UTOSC Recap
I spent three days last week attending the Utah Open Source Conference, in company with Josh Ausborne and Jon Jensen. Since End Point is a “distributed company”, I’d never met Josh Ausborne before, and was glad to spend a few days helping and learning from him as we demonstrated the Liquid Galaxy he has already written about.
This time around, the conference schedule struck me as being particularly oriented toward front-end web development. The talks were chosen based on a vote taken on the conference website, so apparently that’s what everyone wanted, but front-end stuff is not generally my cup of tea. That fact notwithstanding, I found plenty to appeal to my particular interests, and a number of talks I didn’t make it to but wished I had.

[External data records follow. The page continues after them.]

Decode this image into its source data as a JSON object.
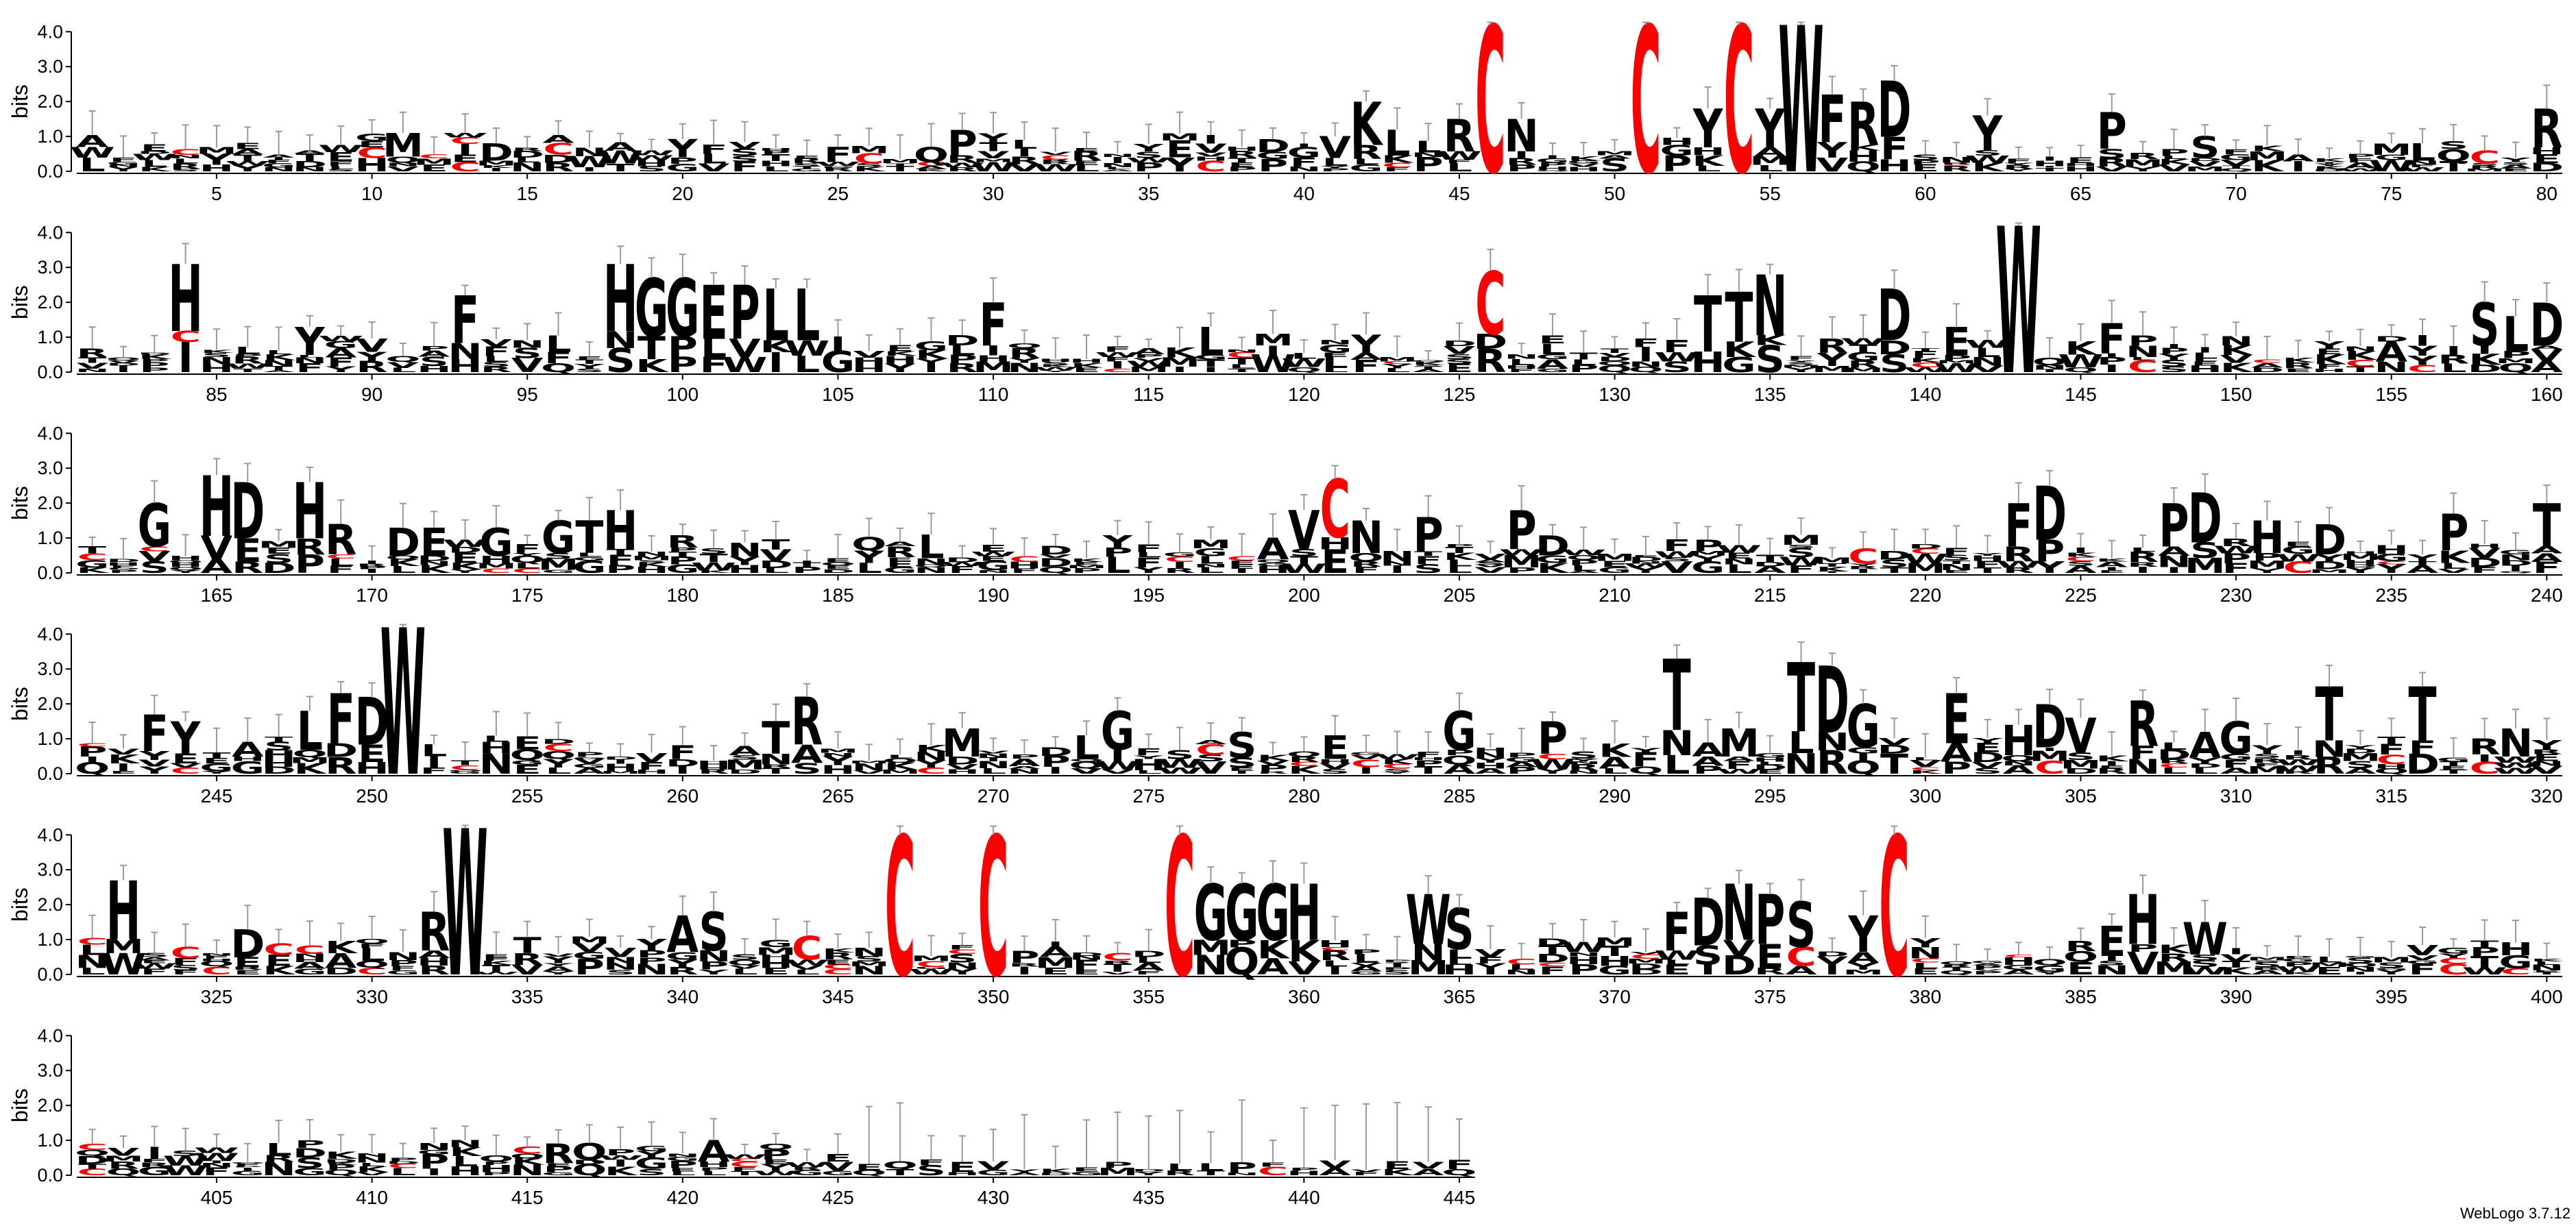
{
  "chart_data": {
    "type": "sequence-logo",
    "ylabel": "bits",
    "ylim": [
      0,
      4.32
    ],
    "yticks": [
      "0.0",
      "1.0",
      "2.0",
      "3.0",
      "4.0"
    ],
    "grid": false,
    "colors": {
      "default": "#000000",
      "highlight": "#ff0000",
      "errorbar": "#9a9a9a"
    },
    "rows": [
      {
        "start": 1,
        "end": 80,
        "xticks": [
          5,
          10,
          15,
          20,
          25,
          30,
          35,
          40,
          45,
          50,
          55,
          60,
          65,
          70,
          75,
          80
        ]
      },
      {
        "start": 81,
        "end": 160,
        "xticks": [
          85,
          90,
          95,
          100,
          105,
          110,
          115,
          120,
          125,
          130,
          135,
          140,
          145,
          150,
          155,
          160
        ]
      },
      {
        "start": 161,
        "end": 240,
        "xticks": [
          165,
          170,
          175,
          180,
          185,
          190,
          195,
          200,
          205,
          210,
          215,
          220,
          225,
          230,
          235,
          240
        ]
      },
      {
        "start": 241,
        "end": 320,
        "xticks": [
          245,
          250,
          255,
          260,
          265,
          270,
          275,
          280,
          285,
          290,
          295,
          300,
          305,
          310,
          315,
          320
        ]
      },
      {
        "start": 321,
        "end": 400,
        "xticks": [
          325,
          330,
          335,
          340,
          345,
          350,
          355,
          360,
          365,
          370,
          375,
          380,
          385,
          390,
          395,
          400
        ]
      },
      {
        "start": 401,
        "end": 445,
        "xticks": [
          405,
          410,
          415,
          420,
          425,
          430,
          435,
          440,
          445
        ]
      }
    ],
    "major_positions": [
      {
        "pos": 11,
        "letter": "M",
        "bits": 1.1
      },
      {
        "pos": 14,
        "letter": "D",
        "bits": 0.8
      },
      {
        "pos": 25,
        "letter": "F",
        "bits": 0.7
      },
      {
        "pos": 28,
        "letter": "Q",
        "bits": 0.7
      },
      {
        "pos": 29,
        "letter": "P",
        "bits": 1.2
      },
      {
        "pos": 41,
        "letter": "V",
        "bits": 1.0
      },
      {
        "pos": 42,
        "letter": "K",
        "bits": 2.0
      },
      {
        "pos": 43,
        "letter": "L",
        "bits": 1.2
      },
      {
        "pos": 45,
        "letter": "R",
        "bits": 1.5
      },
      {
        "pos": 46,
        "letter": "C",
        "bits": 4.2
      },
      {
        "pos": 47,
        "letter": "N",
        "bits": 1.5
      },
      {
        "pos": 51,
        "letter": "C",
        "bits": 4.2
      },
      {
        "pos": 53,
        "letter": "Y",
        "bits": 1.8
      },
      {
        "pos": 54,
        "letter": "C",
        "bits": 4.2
      },
      {
        "pos": 55,
        "letter": "Y",
        "bits": 1.8
      },
      {
        "pos": 56,
        "letter": "W",
        "bits": 4.2
      },
      {
        "pos": 57,
        "letter": "F",
        "bits": 2.2
      },
      {
        "pos": 58,
        "letter": "R",
        "bits": 2.0
      },
      {
        "pos": 59,
        "letter": "D",
        "bits": 2.6
      },
      {
        "pos": 62,
        "letter": "Y",
        "bits": 1.6
      },
      {
        "pos": 66,
        "letter": "P",
        "bits": 1.7
      },
      {
        "pos": 69,
        "letter": "S",
        "bits": 1.0
      },
      {
        "pos": 76,
        "letter": "L",
        "bits": 0.8
      },
      {
        "pos": 78,
        "letter": "C",
        "bits": 0.6
      },
      {
        "pos": 80,
        "letter": "R",
        "bits": 1.8
      },
      {
        "pos": 84,
        "letter": "H",
        "bits": 3.1
      },
      {
        "pos": 88,
        "letter": "Y",
        "bits": 1.3
      },
      {
        "pos": 93,
        "letter": "F",
        "bits": 2.2
      },
      {
        "pos": 98,
        "letter": "H",
        "bits": 3.1
      },
      {
        "pos": 99,
        "letter": "G",
        "bits": 2.7
      },
      {
        "pos": 100,
        "letter": "G",
        "bits": 2.7
      },
      {
        "pos": 101,
        "letter": "E",
        "bits": 2.5
      },
      {
        "pos": 102,
        "letter": "P",
        "bits": 2.5
      },
      {
        "pos": 103,
        "letter": "L",
        "bits": 2.4
      },
      {
        "pos": 104,
        "letter": "L",
        "bits": 2.4
      },
      {
        "pos": 110,
        "letter": "F",
        "bits": 2.0
      },
      {
        "pos": 117,
        "letter": "L",
        "bits": 1.3
      },
      {
        "pos": 126,
        "letter": "C",
        "bits": 2.9
      },
      {
        "pos": 133,
        "letter": "T",
        "bits": 2.2
      },
      {
        "pos": 134,
        "letter": "T",
        "bits": 2.3
      },
      {
        "pos": 135,
        "letter": "N",
        "bits": 2.8
      },
      {
        "pos": 139,
        "letter": "D",
        "bits": 2.4
      },
      {
        "pos": 141,
        "letter": "E",
        "bits": 1.3
      },
      {
        "pos": 143,
        "letter": "W",
        "bits": 4.2
      },
      {
        "pos": 146,
        "letter": "F",
        "bits": 1.4
      },
      {
        "pos": 158,
        "letter": "S",
        "bits": 2.0
      },
      {
        "pos": 159,
        "letter": "L",
        "bits": 1.6
      },
      {
        "pos": 160,
        "letter": "D",
        "bits": 2.0
      },
      {
        "pos": 163,
        "letter": "G",
        "bits": 2.0
      },
      {
        "pos": 165,
        "letter": "H",
        "bits": 2.8
      },
      {
        "pos": 166,
        "letter": "D",
        "bits": 2.6
      },
      {
        "pos": 168,
        "letter": "H",
        "bits": 2.6
      },
      {
        "pos": 169,
        "letter": "R",
        "bits": 1.4
      },
      {
        "pos": 171,
        "letter": "D",
        "bits": 1.3
      },
      {
        "pos": 172,
        "letter": "E",
        "bits": 1.3
      },
      {
        "pos": 174,
        "letter": "G",
        "bits": 1.3
      },
      {
        "pos": 176,
        "letter": "G",
        "bits": 1.5
      },
      {
        "pos": 177,
        "letter": "T",
        "bits": 1.5
      },
      {
        "pos": 178,
        "letter": "H",
        "bits": 1.8
      },
      {
        "pos": 188,
        "letter": "L",
        "bits": 1.1
      },
      {
        "pos": 199,
        "letter": "A",
        "bits": 1.0
      },
      {
        "pos": 200,
        "letter": "V",
        "bits": 1.8
      },
      {
        "pos": 201,
        "letter": "C",
        "bits": 2.7
      },
      {
        "pos": 202,
        "letter": "N",
        "bits": 1.5
      },
      {
        "pos": 204,
        "letter": "P",
        "bits": 1.6
      },
      {
        "pos": 207,
        "letter": "P",
        "bits": 1.8
      },
      {
        "pos": 218,
        "letter": "C",
        "bits": 0.7
      },
      {
        "pos": 223,
        "letter": "F",
        "bits": 2.0
      },
      {
        "pos": 224,
        "letter": "D",
        "bits": 2.5
      },
      {
        "pos": 228,
        "letter": "P",
        "bits": 2.0
      },
      {
        "pos": 229,
        "letter": "D",
        "bits": 2.3
      },
      {
        "pos": 231,
        "letter": "H",
        "bits": 1.5
      },
      {
        "pos": 233,
        "letter": "D",
        "bits": 1.4
      },
      {
        "pos": 237,
        "letter": "P",
        "bits": 1.7
      },
      {
        "pos": 240,
        "letter": "T",
        "bits": 2.0
      },
      {
        "pos": 243,
        "letter": "F",
        "bits": 1.7
      },
      {
        "pos": 244,
        "letter": "Y",
        "bits": 1.5
      },
      {
        "pos": 248,
        "letter": "L",
        "bits": 1.8
      },
      {
        "pos": 249,
        "letter": "F",
        "bits": 2.3
      },
      {
        "pos": 250,
        "letter": "D",
        "bits": 2.2
      },
      {
        "pos": 251,
        "letter": "W",
        "bits": 4.2
      },
      {
        "pos": 263,
        "letter": "T",
        "bits": 1.5
      },
      {
        "pos": 264,
        "letter": "R",
        "bits": 2.2
      },
      {
        "pos": 269,
        "letter": "M",
        "bits": 1.3
      },
      {
        "pos": 273,
        "letter": "L",
        "bits": 1.1
      },
      {
        "pos": 274,
        "letter": "G",
        "bits": 1.8
      },
      {
        "pos": 278,
        "letter": "S",
        "bits": 1.2
      },
      {
        "pos": 281,
        "letter": "E",
        "bits": 1.1
      },
      {
        "pos": 285,
        "letter": "G",
        "bits": 1.8
      },
      {
        "pos": 288,
        "letter": "P",
        "bits": 1.5
      },
      {
        "pos": 292,
        "letter": "T",
        "bits": 3.3
      },
      {
        "pos": 294,
        "letter": "M",
        "bits": 1.3
      },
      {
        "pos": 296,
        "letter": "T",
        "bits": 3.2
      },
      {
        "pos": 297,
        "letter": "D",
        "bits": 3.1
      },
      {
        "pos": 298,
        "letter": "G",
        "bits": 2.0
      },
      {
        "pos": 301,
        "letter": "E",
        "bits": 2.3
      },
      {
        "pos": 303,
        "letter": "H",
        "bits": 1.4
      },
      {
        "pos": 304,
        "letter": "D",
        "bits": 2.0
      },
      {
        "pos": 305,
        "letter": "V",
        "bits": 1.6
      },
      {
        "pos": 307,
        "letter": "R",
        "bits": 2.1
      },
      {
        "pos": 309,
        "letter": "A",
        "bits": 1.2
      },
      {
        "pos": 310,
        "letter": "G",
        "bits": 1.5
      },
      {
        "pos": 313,
        "letter": "T",
        "bits": 2.5
      },
      {
        "pos": 316,
        "letter": "T",
        "bits": 2.5
      },
      {
        "pos": 319,
        "letter": "N",
        "bits": 1.3
      },
      {
        "pos": 322,
        "letter": "H",
        "bits": 2.7
      },
      {
        "pos": 326,
        "letter": "D",
        "bits": 1.3
      },
      {
        "pos": 332,
        "letter": "R",
        "bits": 1.8
      },
      {
        "pos": 333,
        "letter": "W",
        "bits": 4.2
      },
      {
        "pos": 340,
        "letter": "A",
        "bits": 1.7
      },
      {
        "pos": 341,
        "letter": "S",
        "bits": 1.8
      },
      {
        "pos": 344,
        "letter": "C",
        "bits": 1.1
      },
      {
        "pos": 347,
        "letter": "C",
        "bits": 4.0
      },
      {
        "pos": 350,
        "letter": "C",
        "bits": 4.0
      },
      {
        "pos": 356,
        "letter": "C",
        "bits": 4.0
      },
      {
        "pos": 357,
        "letter": "G",
        "bits": 2.6
      },
      {
        "pos": 358,
        "letter": "G",
        "bits": 2.6
      },
      {
        "pos": 359,
        "letter": "G",
        "bits": 2.6
      },
      {
        "pos": 360,
        "letter": "H",
        "bits": 2.6
      },
      {
        "pos": 364,
        "letter": "W",
        "bits": 2.3
      },
      {
        "pos": 365,
        "letter": "S",
        "bits": 1.9
      },
      {
        "pos": 372,
        "letter": "F",
        "bits": 1.8
      },
      {
        "pos": 373,
        "letter": "D",
        "bits": 2.2
      },
      {
        "pos": 374,
        "letter": "N",
        "bits": 2.6
      },
      {
        "pos": 375,
        "letter": "P",
        "bits": 2.3
      },
      {
        "pos": 376,
        "letter": "S",
        "bits": 2.1
      },
      {
        "pos": 378,
        "letter": "Y",
        "bits": 1.7
      },
      {
        "pos": 379,
        "letter": "C",
        "bits": 4.0
      },
      {
        "pos": 386,
        "letter": "E",
        "bits": 1.4
      },
      {
        "pos": 387,
        "letter": "H",
        "bits": 2.3
      },
      {
        "pos": 389,
        "letter": "W",
        "bits": 1.5
      },
      {
        "pos": 416,
        "letter": "R",
        "bits": 0.9
      },
      {
        "pos": 421,
        "letter": "A",
        "bits": 1.0
      }
    ]
  },
  "footer": {
    "credit": "WebLogo 3.7.12"
  }
}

I delivered two talks during the conference, the first on database constraints, and the second on Google Earth and the Liquid Galaxy as they apply to geospatial visualization (slides here and here, respectively). Though I couldn’t get past the feeling that my constraints talk dragged quite a bit, it was well received. Where possible I kept it as database-agnostic as possible, but no talk on the subject would be complete without mentioning PostgreSQL’s innovative exclusion constraints. Their applicability to scheduling applications, by easily preventing things like overlapping time ranges, seemed particularly interesting to one attendee with recent experience writing such an application. Should I have opportunity to deliver the talk again, it will definitely include more examples of some of the more overlooked constraint types, as well as a more detailed description of the surrogate vs. natural keys, which generated quite a bit of discussion after I mentioned it in passing.
My mapping talk was less enthusiastically attended, which may well be due to the topic or the speaker, but it was also scheduled at 6:00 PM, in the last slot of the day, and I expect many attendees had gone home. UTOSC features an unusually high number of attendees with young families, compared to most conferences I’ve attended, and clears out relatively rapidly toward evening. The last day’s tracks tend to be family-focused specifically because of all the parents who want to bring their children, and included hands-on labs, board game sessions, and child-friendly demonstrations.
Sparse attendance notwithstanding, I enjoyed introducing my audience to Google Earth’s KML language, the Kamelopard library I’ve been working on to facilitate making KML, and some of the applications of Google Earth for visualization. We moved the Liquid Galaxy from our display booth to the classroom for my presentation; I expect it was one of the more involved demonstrations in any talk, and certainly deserves honorable mention for being a live demo that actually worked.